American writer (born 1969)

Alexandra Zapruder (born 1969) is the author and editor of Salvaged Pages: Young Writers' Diaries of the Holocaust. which won the National Jewish Book Award in the Holocaust category in 2002. The book is a collection of 15 diaries of young writers who lived during the Holocaust.

== Early life and education ==
Zapruder is a 1991 graduate of Smith College and received an Ed.M. in education from Harvard University in 1995.

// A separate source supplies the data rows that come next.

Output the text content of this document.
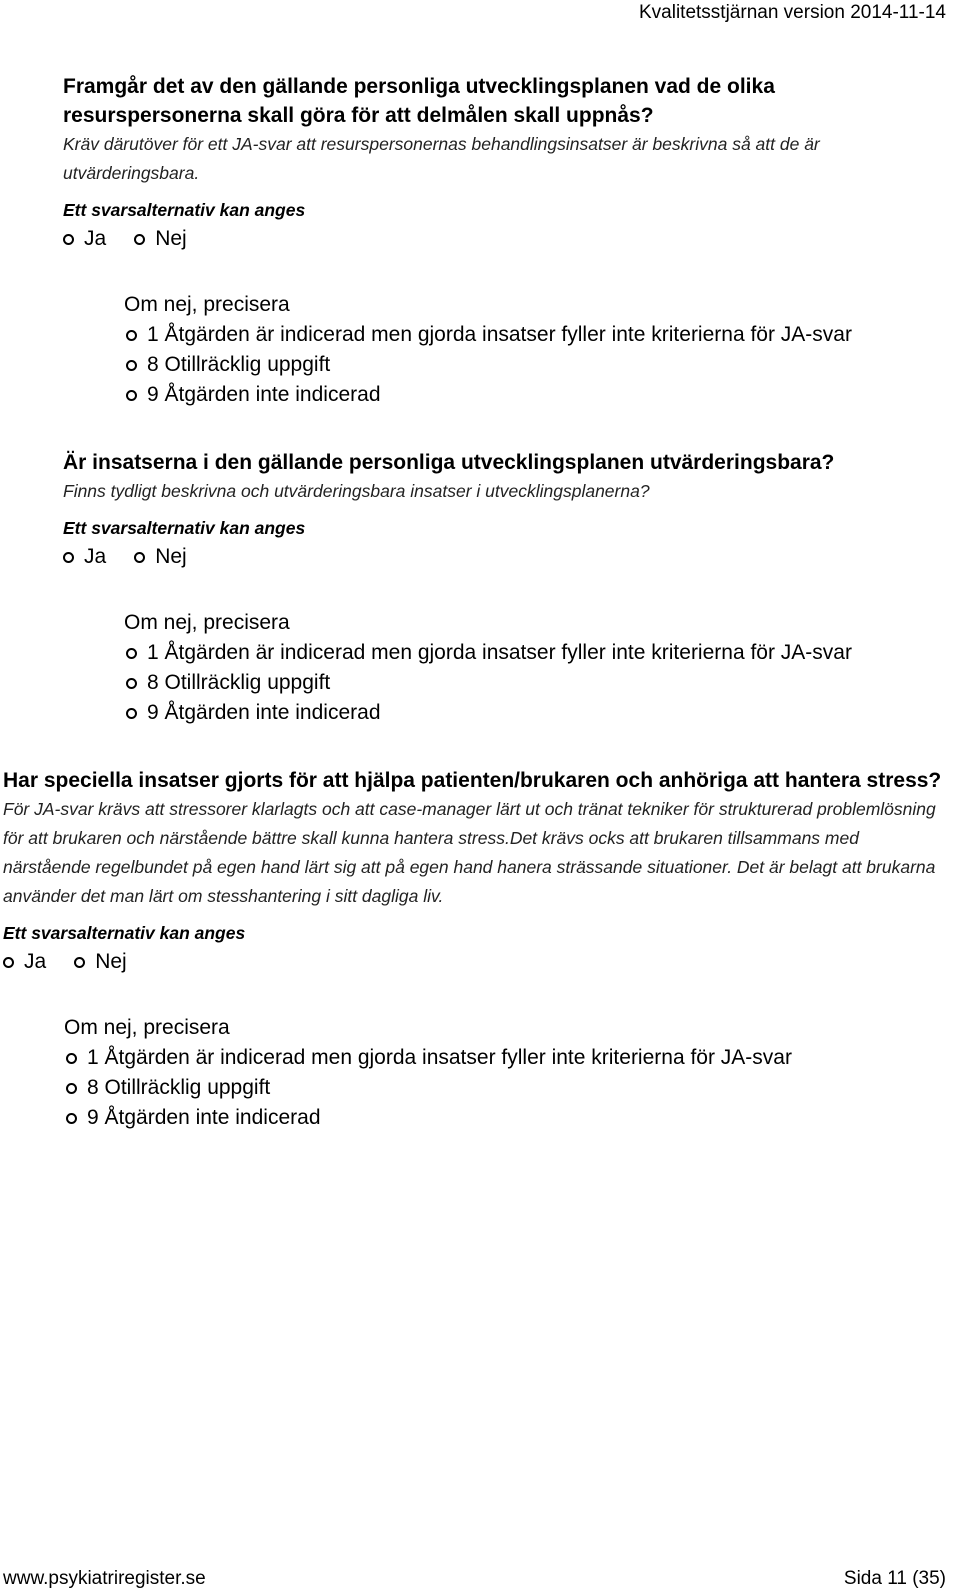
Kvalitetsstjärnan version 2014-11-14

Framgår det av den gällande personliga utvecklingsplanen vad de olika resurspersonerna skall göra för att delmålen skall uppnås?

Kräv därutöver för ett JA-svar att resurspersonernas behandlingsinsatser är beskrivna så att de är utvärderingsbara.

Ett svarsalternativ kan anges

Ja Nej

Om nej, precisera

1 Åtgärden är indicerad men gjorda insatser fyller inte kriterierna för JA-svar
8 Otillräcklig uppgift
9 Åtgärden inte indicerad

Är insatserna i den gällande personliga utvecklingsplanen utvärderingsbara?

Finns tydligt beskrivna och utvärderingsbara insatser i utvecklingsplanerna?

Ett svarsalternativ kan anges

Ja Nej

Om nej, precisera

1 Åtgärden är indicerad men gjorda insatser fyller inte kriterierna för JA-svar
8 Otillräcklig uppgift
9 Åtgärden inte indicerad

Har speciella insatser gjorts för att hjälpa patienten/brukaren och anhöriga att hantera stress?

För JA-svar krävs att stressorer klarlagts och att case-manager lärt ut och tränat tekniker för strukturerad problemlösning för att brukaren och närstående bättre skall kunna hantera stress.Det krävs ocks att brukaren tillsammans med närstående regelbundet på egen hand lärt sig att på egen hand hanera strässande situationer. Det är belagt att brukarna använder det man lärt om stesshantering i sitt dagliga liv.

Ett svarsalternativ kan anges

Ja Nej

Om nej, precisera

1 Åtgärden är indicerad men gjorda insatser fyller inte kriterierna för JA-svar
8 Otillräcklig uppgift
9 Åtgärden inte indicerad
www.psykiatriregister.se	Sida 11 (35)
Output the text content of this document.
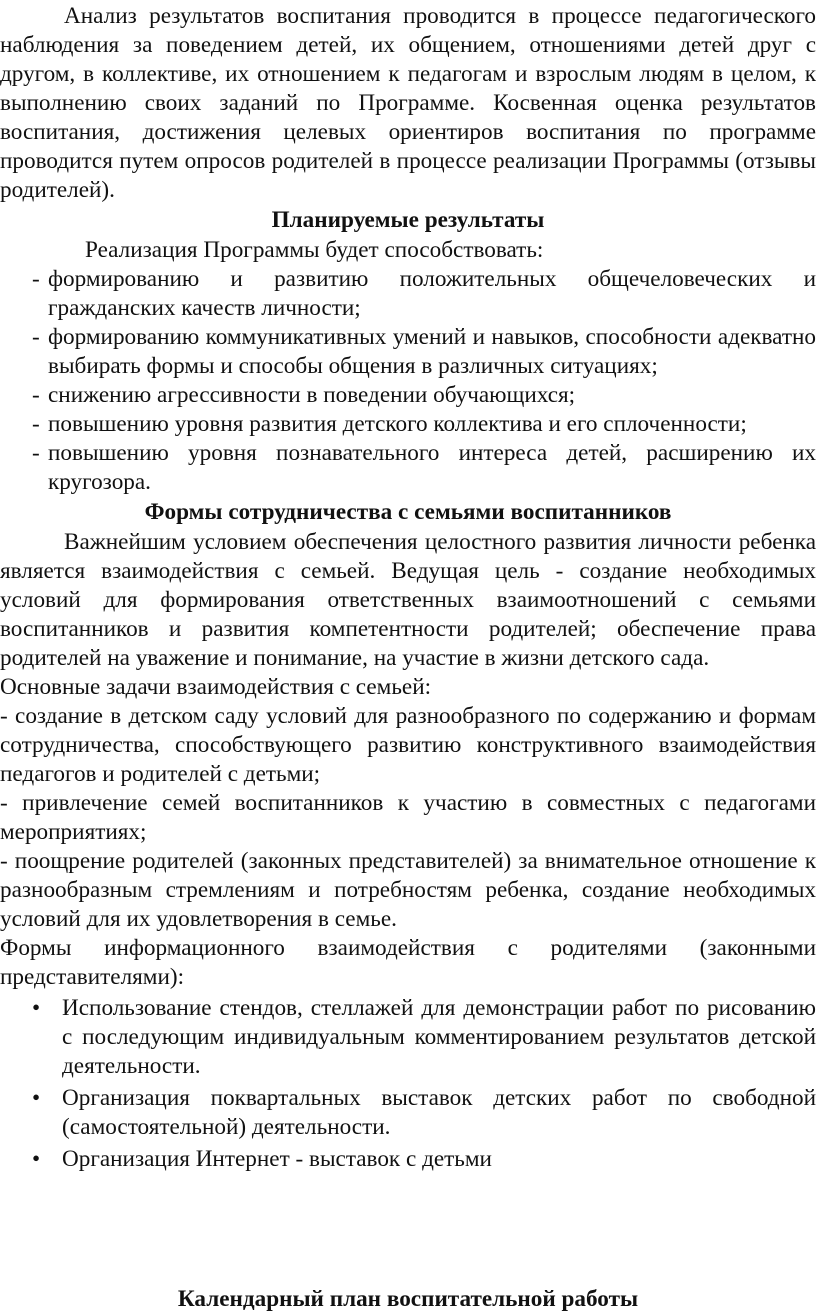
Анализ результатов воспитания проводится в процессе педагогического наблюдения за поведением детей, их общением, отношениями детей друг с другом, в коллективе, их отношением к педагогам и взрослым людям в целом, к выполнению своих заданий по Программе. Косвенная оценка результатов воспитания, достижения целевых ориентиров воспитания по программе проводится путем опросов родителей в процессе реализации Программы (отзывы родителей).

Планируемые результаты

Реализация Программы будет способствовать:

- формированию и развитию положительных общечеловеческих и гражданских качеств личности;
- формированию коммуникативных умений и навыков, способности адекватно выбирать формы и способы общения в различных ситуациях;
- снижению агрессивности в поведении обучающихся;
- повышению уровня развития детского коллектива и его сплоченности;
- повышению уровня познавательного интереса детей, расширению их кругозора.

Формы сотрудничества с семьями воспитанников

Важнейшим условием обеспечения целостного развития личности ребенка является взаимодействия с семьей. Ведущая цель - создание необходимых условий для формирования ответственных взаимоотношений с семьями воспитанников и развития компетентности родителей; обеспечение права родителей на уважение и понимание, на участие в жизни детского сада.

Основные задачи взаимодействия с семьей:

- создание в детском саду условий для разнообразного по содержанию и формам сотрудничества, способствующего развитию конструктивного взаимодействия педагогов и родителей с детьми;

- привлечение семей воспитанников к участию в совместных с педагогами мероприятиях;

- поощрение родителей (законных представителей) за внимательное отношение к разнообразным стремлениям и потребностям ребенка, создание необходимых условий для их удовлетворения в семье.

Формы информационного взаимодействия с родителями (законными представителями):

• Использование стендов, стеллажей для демонстрации работ по рисованию с последующим индивидуальным комментированием результатов детской деятельности.
• Организация поквартальных выставок детских работ по свободной (самостоятельной) деятельности.
• Организация Интернет - выставок с детьми

Календарный план воспитательной работы
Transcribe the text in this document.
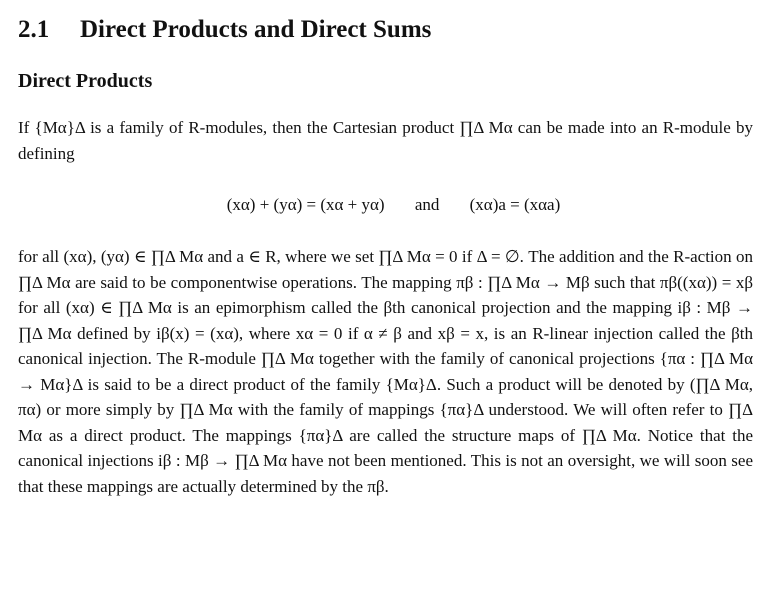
2.1 Direct Products and Direct Sums
Direct Products

If {Mα}Δ is a family of R-modules, then the Cartesian product ∏Δ Mα can be made into an R-module by defining

(xα) + (yα) = (xα + yα) and (xα)a = (xαa)

for all (xα), (yα) ∈ ∏Δ Mα and a ∈ R, where we set ∏Δ Mα = 0 if Δ = ∅. The addition and the R-action on ∏Δ Mα are said to be componentwise operations. The mapping πβ : ∏Δ Mα → Mβ such that πβ((xα)) = xβ for all (xα) ∈ ∏Δ Mα is an epimorphism called the βth canonical projection and the mapping iβ : Mβ → ∏Δ Mα defined by iβ(x) = (xα), where xα = 0 if α ≠ β and xβ = x, is an R-linear injection called the βth canonical injection. The R-module ∏Δ Mα together with the family of canonical projections {πα : ∏Δ Mα → Mα}Δ is said to be a direct product of the family {Mα}Δ. Such a product will be denoted by (∏Δ Mα, πα) or more simply by ∏Δ Mα with the family of mappings {πα}Δ understood. We will often refer to ∏Δ Mα as a direct product. The mappings {πα}Δ are called the structure maps of ∏Δ Mα. Notice that the canonical injections iβ : Mβ → ∏Δ Mα have not been mentioned. This is not an oversight, we will soon see that these mappings are actually determined by the πβ.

Her grandfather was Abraham Zapruder, who took a twenty-six second home movie of President John F. Kennedy’s assassination — now known as the Zapruder film.

== Work and career ==
In 2005, Zapruder wrote and co-produced a documentary film based on her book with MTV director Lauren Lazin. "I'm Still Here: Real Diaries of Teenagers Who Lived During The Holocaust," debuted on MTV in 2005 and was nominated for two Emmy awards.

In 2015, Salvaged Pages was reissued in a second paperback edition with updates, corrections, and new information. A multimedia e-book version was also published that same year and includes visual images of the diaries and their writers, interviews, glossary terms, maps, and other valuable information for educators, students, and the general public.

Zapruder is the author of the 2016 book Twenty-Six Seconds: A Personal History of the Zapruder Film.